Mar 22, 2024 - Economy

What Fed officials are signaling about rates in the long-run

Federal Reserve chair Jerome Powell

Federal Reserve chair Jerome Powell this week. Photo: Liu Jie/Xinhua via Getty Images

Amid this week's rush of central banking news, it would be easy to miss one small piece — an oh-so-slight upward move in what the median Federal Reserve policymaker believes the central bank's target interest rate will be in the longer run.

Why it matters: This kind of incremental move is exactly what we'd expect to see more of if the economy will feature persistently higher rates than it has for most of the last 15 years.

  • And that, in turn, would have sweeping, negative implications for nearly all asset prices, the outlook for real estate and other interest-sensitive sectors, and the U.S. government's fiscal sustainability.

Driving the news: The median Fed official now expects interest rates to be somewhat higher in 2025 and 2026 than they did in December — anticipating fewer rate cuts will be justified in the coming two years.

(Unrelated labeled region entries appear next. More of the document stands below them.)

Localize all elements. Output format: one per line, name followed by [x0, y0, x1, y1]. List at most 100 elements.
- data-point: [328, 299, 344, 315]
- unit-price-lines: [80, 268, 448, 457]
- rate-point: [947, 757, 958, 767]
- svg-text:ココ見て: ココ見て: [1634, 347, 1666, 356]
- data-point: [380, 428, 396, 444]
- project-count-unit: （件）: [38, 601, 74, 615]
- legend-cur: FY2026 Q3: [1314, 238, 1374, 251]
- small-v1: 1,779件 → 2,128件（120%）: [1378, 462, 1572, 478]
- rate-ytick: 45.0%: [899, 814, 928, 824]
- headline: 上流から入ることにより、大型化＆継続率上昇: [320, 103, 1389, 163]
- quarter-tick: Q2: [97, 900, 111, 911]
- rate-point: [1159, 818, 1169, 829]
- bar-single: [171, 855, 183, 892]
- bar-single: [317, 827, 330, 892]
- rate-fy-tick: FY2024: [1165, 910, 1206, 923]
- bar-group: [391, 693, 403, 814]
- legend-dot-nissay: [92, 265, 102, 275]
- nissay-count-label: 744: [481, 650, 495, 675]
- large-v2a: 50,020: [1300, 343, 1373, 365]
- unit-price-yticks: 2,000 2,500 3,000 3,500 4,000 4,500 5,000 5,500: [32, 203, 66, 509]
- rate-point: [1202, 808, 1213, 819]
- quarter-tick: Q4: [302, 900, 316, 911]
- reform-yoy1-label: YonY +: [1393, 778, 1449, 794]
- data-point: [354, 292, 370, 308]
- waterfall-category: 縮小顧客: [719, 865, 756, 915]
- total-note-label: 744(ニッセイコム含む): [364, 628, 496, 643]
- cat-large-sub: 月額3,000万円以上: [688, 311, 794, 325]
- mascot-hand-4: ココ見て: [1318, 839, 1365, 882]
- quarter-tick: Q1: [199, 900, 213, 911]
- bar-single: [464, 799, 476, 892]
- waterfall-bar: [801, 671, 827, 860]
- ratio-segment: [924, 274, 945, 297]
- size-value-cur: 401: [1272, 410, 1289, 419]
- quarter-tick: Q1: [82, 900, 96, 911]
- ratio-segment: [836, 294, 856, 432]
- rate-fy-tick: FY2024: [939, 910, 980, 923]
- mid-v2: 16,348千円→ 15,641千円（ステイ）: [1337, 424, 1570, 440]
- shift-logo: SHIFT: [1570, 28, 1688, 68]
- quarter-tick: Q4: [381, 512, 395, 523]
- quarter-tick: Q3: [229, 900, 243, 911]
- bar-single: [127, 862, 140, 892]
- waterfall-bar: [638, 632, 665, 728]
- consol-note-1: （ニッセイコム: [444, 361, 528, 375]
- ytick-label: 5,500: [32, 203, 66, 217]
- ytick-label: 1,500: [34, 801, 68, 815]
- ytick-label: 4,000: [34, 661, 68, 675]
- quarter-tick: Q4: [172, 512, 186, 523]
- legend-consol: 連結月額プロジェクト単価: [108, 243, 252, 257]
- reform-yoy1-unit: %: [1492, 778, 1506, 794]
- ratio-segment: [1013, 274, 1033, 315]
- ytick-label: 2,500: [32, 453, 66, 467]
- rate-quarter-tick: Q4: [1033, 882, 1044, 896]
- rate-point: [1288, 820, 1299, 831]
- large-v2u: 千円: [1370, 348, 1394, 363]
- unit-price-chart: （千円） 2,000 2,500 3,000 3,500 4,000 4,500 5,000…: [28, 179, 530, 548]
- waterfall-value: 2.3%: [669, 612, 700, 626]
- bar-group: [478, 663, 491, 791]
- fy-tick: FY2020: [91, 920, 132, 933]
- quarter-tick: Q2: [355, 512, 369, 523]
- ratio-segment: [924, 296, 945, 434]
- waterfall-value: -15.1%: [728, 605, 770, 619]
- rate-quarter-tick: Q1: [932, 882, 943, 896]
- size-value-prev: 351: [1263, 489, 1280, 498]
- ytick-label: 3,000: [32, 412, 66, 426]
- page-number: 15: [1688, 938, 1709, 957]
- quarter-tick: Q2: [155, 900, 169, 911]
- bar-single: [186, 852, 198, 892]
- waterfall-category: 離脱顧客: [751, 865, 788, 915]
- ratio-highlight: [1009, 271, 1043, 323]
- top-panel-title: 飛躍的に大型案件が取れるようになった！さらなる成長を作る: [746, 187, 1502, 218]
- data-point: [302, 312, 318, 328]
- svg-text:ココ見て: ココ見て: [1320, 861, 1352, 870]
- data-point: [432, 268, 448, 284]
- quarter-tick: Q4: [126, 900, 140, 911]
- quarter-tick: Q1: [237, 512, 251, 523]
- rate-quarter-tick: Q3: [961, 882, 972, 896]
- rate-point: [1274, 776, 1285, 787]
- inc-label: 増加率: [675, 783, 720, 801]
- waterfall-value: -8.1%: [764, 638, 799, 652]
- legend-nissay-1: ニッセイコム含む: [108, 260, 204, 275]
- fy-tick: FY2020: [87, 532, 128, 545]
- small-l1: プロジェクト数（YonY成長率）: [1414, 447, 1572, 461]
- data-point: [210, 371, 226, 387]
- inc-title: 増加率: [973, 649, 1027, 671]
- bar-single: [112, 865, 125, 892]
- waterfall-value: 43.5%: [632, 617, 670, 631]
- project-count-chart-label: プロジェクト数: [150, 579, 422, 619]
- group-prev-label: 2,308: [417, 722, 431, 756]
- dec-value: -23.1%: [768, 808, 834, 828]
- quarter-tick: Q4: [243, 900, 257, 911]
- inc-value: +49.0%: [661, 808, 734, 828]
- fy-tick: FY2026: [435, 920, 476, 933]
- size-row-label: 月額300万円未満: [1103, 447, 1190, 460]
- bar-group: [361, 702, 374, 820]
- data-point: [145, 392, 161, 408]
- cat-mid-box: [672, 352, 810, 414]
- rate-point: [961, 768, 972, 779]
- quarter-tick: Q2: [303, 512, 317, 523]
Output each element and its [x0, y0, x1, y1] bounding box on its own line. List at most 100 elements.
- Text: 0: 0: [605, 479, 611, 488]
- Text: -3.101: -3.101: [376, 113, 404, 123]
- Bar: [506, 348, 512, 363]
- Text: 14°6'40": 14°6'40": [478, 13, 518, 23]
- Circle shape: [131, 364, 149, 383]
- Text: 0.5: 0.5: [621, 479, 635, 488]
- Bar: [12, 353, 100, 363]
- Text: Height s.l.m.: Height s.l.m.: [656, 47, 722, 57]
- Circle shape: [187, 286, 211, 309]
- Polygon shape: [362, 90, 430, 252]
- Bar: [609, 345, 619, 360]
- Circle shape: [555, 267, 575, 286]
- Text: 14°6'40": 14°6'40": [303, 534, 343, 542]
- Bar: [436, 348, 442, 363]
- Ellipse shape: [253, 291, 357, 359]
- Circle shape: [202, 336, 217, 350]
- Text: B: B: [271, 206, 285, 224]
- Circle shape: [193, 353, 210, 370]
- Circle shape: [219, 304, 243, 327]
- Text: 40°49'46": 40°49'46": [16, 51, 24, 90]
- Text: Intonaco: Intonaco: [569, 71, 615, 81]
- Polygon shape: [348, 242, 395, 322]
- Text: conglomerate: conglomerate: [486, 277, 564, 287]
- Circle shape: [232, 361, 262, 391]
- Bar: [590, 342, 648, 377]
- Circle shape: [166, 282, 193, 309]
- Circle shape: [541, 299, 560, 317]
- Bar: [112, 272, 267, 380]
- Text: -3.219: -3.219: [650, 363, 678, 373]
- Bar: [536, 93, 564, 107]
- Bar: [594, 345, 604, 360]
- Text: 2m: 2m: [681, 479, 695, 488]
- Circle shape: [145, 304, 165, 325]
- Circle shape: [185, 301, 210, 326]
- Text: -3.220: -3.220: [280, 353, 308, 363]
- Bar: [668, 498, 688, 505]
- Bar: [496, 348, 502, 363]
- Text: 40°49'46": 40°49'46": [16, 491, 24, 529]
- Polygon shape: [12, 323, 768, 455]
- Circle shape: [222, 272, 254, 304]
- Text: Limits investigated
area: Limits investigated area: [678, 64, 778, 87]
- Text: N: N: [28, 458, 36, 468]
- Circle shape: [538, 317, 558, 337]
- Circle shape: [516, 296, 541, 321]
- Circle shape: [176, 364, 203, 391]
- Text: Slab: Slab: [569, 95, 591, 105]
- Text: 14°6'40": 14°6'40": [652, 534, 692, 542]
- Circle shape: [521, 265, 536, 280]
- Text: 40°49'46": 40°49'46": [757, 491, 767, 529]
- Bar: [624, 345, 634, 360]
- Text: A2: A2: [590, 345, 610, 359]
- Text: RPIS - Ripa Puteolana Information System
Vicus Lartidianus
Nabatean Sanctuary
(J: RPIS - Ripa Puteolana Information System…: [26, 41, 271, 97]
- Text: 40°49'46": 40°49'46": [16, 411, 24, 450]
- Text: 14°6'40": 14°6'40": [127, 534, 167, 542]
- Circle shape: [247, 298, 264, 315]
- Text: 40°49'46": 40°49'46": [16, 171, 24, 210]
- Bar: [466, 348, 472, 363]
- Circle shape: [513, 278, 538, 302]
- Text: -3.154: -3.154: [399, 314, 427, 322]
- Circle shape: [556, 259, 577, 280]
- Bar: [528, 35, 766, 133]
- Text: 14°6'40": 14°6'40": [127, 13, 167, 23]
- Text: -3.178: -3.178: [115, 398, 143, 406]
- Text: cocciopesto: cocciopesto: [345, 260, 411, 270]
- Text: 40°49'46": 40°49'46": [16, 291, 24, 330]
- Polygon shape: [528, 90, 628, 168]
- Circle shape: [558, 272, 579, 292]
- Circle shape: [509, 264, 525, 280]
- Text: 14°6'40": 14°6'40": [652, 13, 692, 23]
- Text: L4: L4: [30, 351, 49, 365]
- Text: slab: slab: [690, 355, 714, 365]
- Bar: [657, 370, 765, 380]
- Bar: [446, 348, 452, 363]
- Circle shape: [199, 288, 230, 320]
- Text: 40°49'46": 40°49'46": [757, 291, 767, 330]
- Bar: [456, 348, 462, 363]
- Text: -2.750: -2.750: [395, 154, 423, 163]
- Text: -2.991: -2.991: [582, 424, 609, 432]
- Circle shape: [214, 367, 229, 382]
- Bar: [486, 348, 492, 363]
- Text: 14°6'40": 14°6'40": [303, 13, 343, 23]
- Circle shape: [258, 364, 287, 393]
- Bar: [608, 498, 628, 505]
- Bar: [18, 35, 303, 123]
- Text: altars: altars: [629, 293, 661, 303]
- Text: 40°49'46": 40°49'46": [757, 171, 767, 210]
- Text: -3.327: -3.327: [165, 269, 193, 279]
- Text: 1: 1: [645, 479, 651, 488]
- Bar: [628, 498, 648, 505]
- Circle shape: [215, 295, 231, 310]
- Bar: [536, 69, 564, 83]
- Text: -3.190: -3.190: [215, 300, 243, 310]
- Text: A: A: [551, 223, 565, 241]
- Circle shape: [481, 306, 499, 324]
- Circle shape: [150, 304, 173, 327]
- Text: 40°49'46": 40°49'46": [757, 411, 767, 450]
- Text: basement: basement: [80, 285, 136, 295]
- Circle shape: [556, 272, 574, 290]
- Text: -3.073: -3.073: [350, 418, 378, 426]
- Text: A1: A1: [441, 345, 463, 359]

  • The median projection for the longer-run rate also ticked up, to 2.6% from 2.5%.
  • Seven of 19 top policymakers now think rates will be 3% or higher in the long run, up from four in December.
  • Chair Jerome Powell played down the move's significance in his Wednesday news conference, noting that they were "pretty modest changes."

What they're saying: "In terms of 'are rates going to be higher in the longer run?' ... I don't think we know that," Powell said.

  • He added that "rates were generally low during the pre-pandemic post-global financial crisis era for reasons that are mostly important, slow-moving large things like demographics and productivity… things that don't move quickly."
  • He said that "my instinct would be that rates will not go back down to the very low levels," adding that "there's tremendous uncertainty around that."

Between the lines: If a meaningful change is underway in the global cost of borrowing money — fueled by large fiscal deficits, the retirement of the Baby Boom generation, and a surge in demand for capital to be invested — it would reveal itself very gradually.

Flashback: Following the 2008 global financial crisis, economists and central bankers didn't wake up one morning and confidently proclaim that the cost of borrowing would need to hug zero for a decade to come.

  • Rather, they learned about that structural shift in interest rates the hard way, repeatedly predicting rate increases — only to see major economies start to buckle in response.

The bottom line: If there has been a shift toward a new monetary order in the 2020s, it's likely we will learn it gradually as the Fed and other central banks make plans to cut rates, then find they must hold off because inflationary pressures don't dissipate according to expectations.

  • And the "dots" that symbolize Fed officials' views of the long-term rate will change one at a time, like they did this week.